BMmeetings | Interview with Riccardo Pirrone

23 February 2023

Defining Riccardo Pirrone is not an easy task. He is well-known for being the social media manager of Taffo, Italy’s most famous funeral agency, but he is much more than that. Pirrone is an author and contributor to Il Sole 24 Ore, and he has founded the advertising agency KiRweb and Wonka Talent, an inclusive talent factory devoted to influencer marketing projects. His way of communicating, both on social media and elsewhere, has redefined the sector and it’s no surprise that he teaches “how not to become a banal social media manager.” Banality is not in Pirrone’s vocabulary in any way.

At his recent participation in BMmeetings, the participants of the Master in Business Management were very eager to hear him speak and Pirrone did not disappoint, providing valuable insights into the dynamics of contemporary communication. We spoke with him shortly after the event to ask him three questions on this subject.

How has the world of social media changed in the past three years and how much has the pandemic influenced it?

There has been a shift in the growth and usage of certain social media platforms, while others have declined. Excluding BeReal, which is still not widely used, there have been no major new social media launches in the past three years. During the pandemic, social media became a communication tool on par with mass media. Not that it wasn’t before, but people finally started to recognize it as such. This recognition was largely driven by institutions using social media to communicate quickly and frequently with as many citizens as possible. For the first time, we saw institutional figures, such as the then Prime Minister Giuseppe Conte, become the most visible on these platforms. The need for timely and constant information, combined with the need to pass the time during lockdowns and maintain social connections from a distance, all contributed to people’s increased competence and understanding of social media. Today, businesses have also increased their online presence, on new platforms like TikTok and on established ones like Instagram and LinkedIn, which are experiencing a real resurgence.

We can say that you have established a style, an ironic and entertaining way of doing instant marketing that has set the bar. At the same time, by addressing topical and often debated issues and choosing to stand up for certain causes as Taffo does, a brand also exposes itself to criticism. How do you find a balance?

You don’t find balance by searching for it. There are various ways to execute real-time marketing, but not all the brands I work with communicate in the same way as Taffo, choosing to get involved with socially or ethically relevant issues. Taffo takes a straightforward approach, which has become a well-known case history around the world. But this can be executed differently, with other brands. The key is to express your values, what the brand stands for, and the battles it is willing to fight through real-time marketing. By doing this, you show your viewpoint, which naturally means that those who don’t share your beliefs will stop following you, but those who support the same causes will become followers and even friends of the brand. And that’s how it should be: if you try to please everyone by staying neutral, you won’t support any cause. You have to take a stand and believe in what you say and do, also by taking concrete actions. This is crucial: a brand that supports a cause can’t only talk about it, it must also act to be credible.

During the MGIncontri event at Bologna Business School, a series of conferences dedicated to the Professional Master in Business Management, you had the opportunity to address the school’s younger students. Did you have any specific advice to give them?
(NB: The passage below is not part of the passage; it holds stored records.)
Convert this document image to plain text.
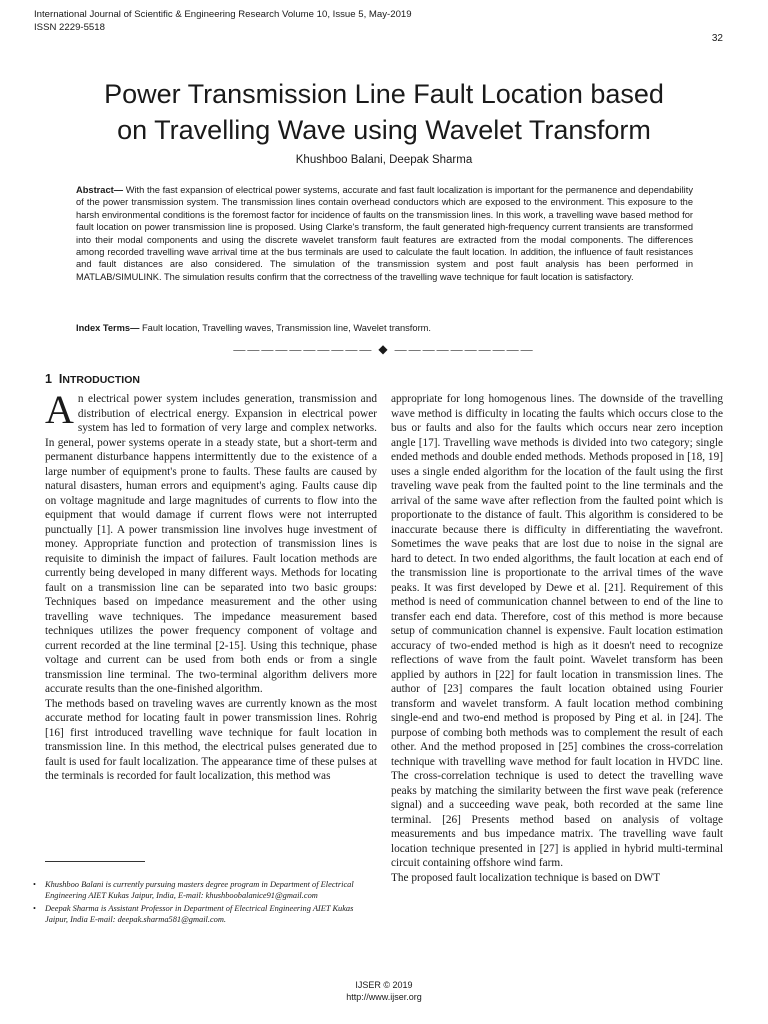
International Journal of Scientific & Engineering Research Volume 10, Issue 5, May-2019
ISSN 2229-5518
32
Power Transmission Line Fault Location based
on Travelling Wave using Wavelet Transform
Khushboo Balani, Deepak Sharma
Abstract— With the fast expansion of electrical power systems, accurate and fast fault localization is important for the permanence and dependability of the power transmission system. The transmission lines contain overhead conductors which are exposed to the environment. This exposure to the harsh environmental conditions is the foremost factor for incidence of faults on the transmission lines. In this work, a travelling wave based method for fault location on power transmission line is proposed. Using Clarke's transform, the fault generated high-frequency current transients are transformed into their modal components and using the discrete wavelet transform fault features are extracted from the modal components. The differences among recorded travelling wave arrival time at the bus terminals are used to calculate the fault location. In addition, the influence of fault resistances and fault distances are also considered. The simulation of the transmission system and post fault analysis has been performed in MATLAB/SIMULINK. The simulation results confirm that the correctness of the travelling wave technique for fault location is satisfactory.
Index Terms— Fault location, Travelling waves, Transmission line, Wavelet transform.
—————————— ◆ ——————————
1 INTRODUCTION

An electrical power system includes generation, transmission and distribution of electrical energy. Expansion in electrical power system has led to formation of very large and complex networks. In general, power systems operate in a steady state, but a short-term and permanent disturbance happens intermittently due to the existence of a large number of equipment's prone to faults. These faults are caused by natural disasters, human errors and equipment's aging. Faults cause dip on voltage magnitude and large magnitudes of currents to flow into the equipment that would damage if current flows were not interrupted punctually [1]. A power transmission line involves huge investment of money. Appropriate function and protection of transmission lines is requisite to diminish the impact of failures. Fault location methods are currently being developed in many different ways. Methods for locating fault on a transmission line can be separated into two basic groups: Techniques based on impedance measurement and the other using travelling wave techniques. The impedance measurement based techniques utilizes the power frequency component of voltage and current recorded at the line terminal [2-15]. Using this technique, phase voltage and current can be used from both ends or from a single transmission line terminal. The two-terminal algorithm delivers more accurate results than the one-finished algorithm.

The methods based on traveling waves are currently known as the most accurate method for locating fault in power transmission lines. Rohrig [16] first introduced travelling wave technique for fault location in transmission line. In this method, the electrical pulses generated due to fault is used for fault localization. The appearance time of these pulses at the terminals is recorded for fault localization, this method was

appropriate for long homogenous lines. The downside of the travelling wave method is difficulty in locating the faults which occurs close to the bus or faults and also for the faults which occurs near zero inception angle [17]. Travelling wave methods is divided into two category; single ended methods and double ended methods. Methods proposed in [18, 19] uses a single ended algorithm for the location of the fault using the first traveling wave peak from the faulted point to the line terminals and the arrival of the same wave after reflection from the faulted point which is proportionate to the distance of fault. This algorithm is considered to be inaccurate because there is difficulty in differentiating the wavefront. Sometimes the wave peaks that are lost due to noise in the signal are hard to detect. In two ended algorithms, the fault location at each end of the transmission line is proportionate to the arrival times of the wave peaks. It was first developed by Dewe et al. [21]. Requirement of this method is need of communication channel between to end of the line to transfer each end data. Therefore, cost of this method is more because setup of communication channel is expensive. Fault location estimation accuracy of two-ended method is high as it doesn't need to recognize reflections of wave from the fault point. Wavelet transform has been applied by authors in [22] for fault location in transmission lines. The author of [23] compares the fault location obtained using Fourier transform and wavelet transform. A fault location method combining single-end and two-end method is proposed by Ping et al. in [24]. The purpose of combing both methods was to complement the result of each other. And the method proposed in [25] combines the cross-correlation technique with travelling wave method for fault location in HVDC line. The cross-correlation technique is used to detect the travelling wave peaks by matching the similarity between the first wave peak (reference signal) and a succeeding wave peak, both recorded at the same line terminal. [26] Presents method based on analysis of voltage measurements and bus impedance matrix. The travelling wave fault location technique presented in [27] is applied in hybrid multi-terminal circuit containing offshore wind farm.

The proposed fault localization technique is based on DWT

•	Khushboo Balani is currently pursuing masters degree program in Department of Electrical Engineering AIET Kukas Jaipur, India, E-mail: khushboobalanice91@gmail.com
•	Deepak Sharma is Assistant Professor in Department of Electrical Engineering AIET Kukas Jaipur, India E-mail: deepak.sharma581@gmail.com.
IJSER © 2019
http://www.ijser.org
During the meeting, I didn’t intend to give any direct advice, but in the end, I shared some suggestions. I told them to study the world they are going to work in. Knowing social media and how to use the tools is not enough, you must understand the marketing and communication industry. You must also understand the dynamics of the company you’ll be working for and most importantly, know yourself. Be aware of your limits, the stereotypes that influence you, and any personal issues you may have. This includes seeking therapy if needed. This way, you can be free from fear and communicate effectively.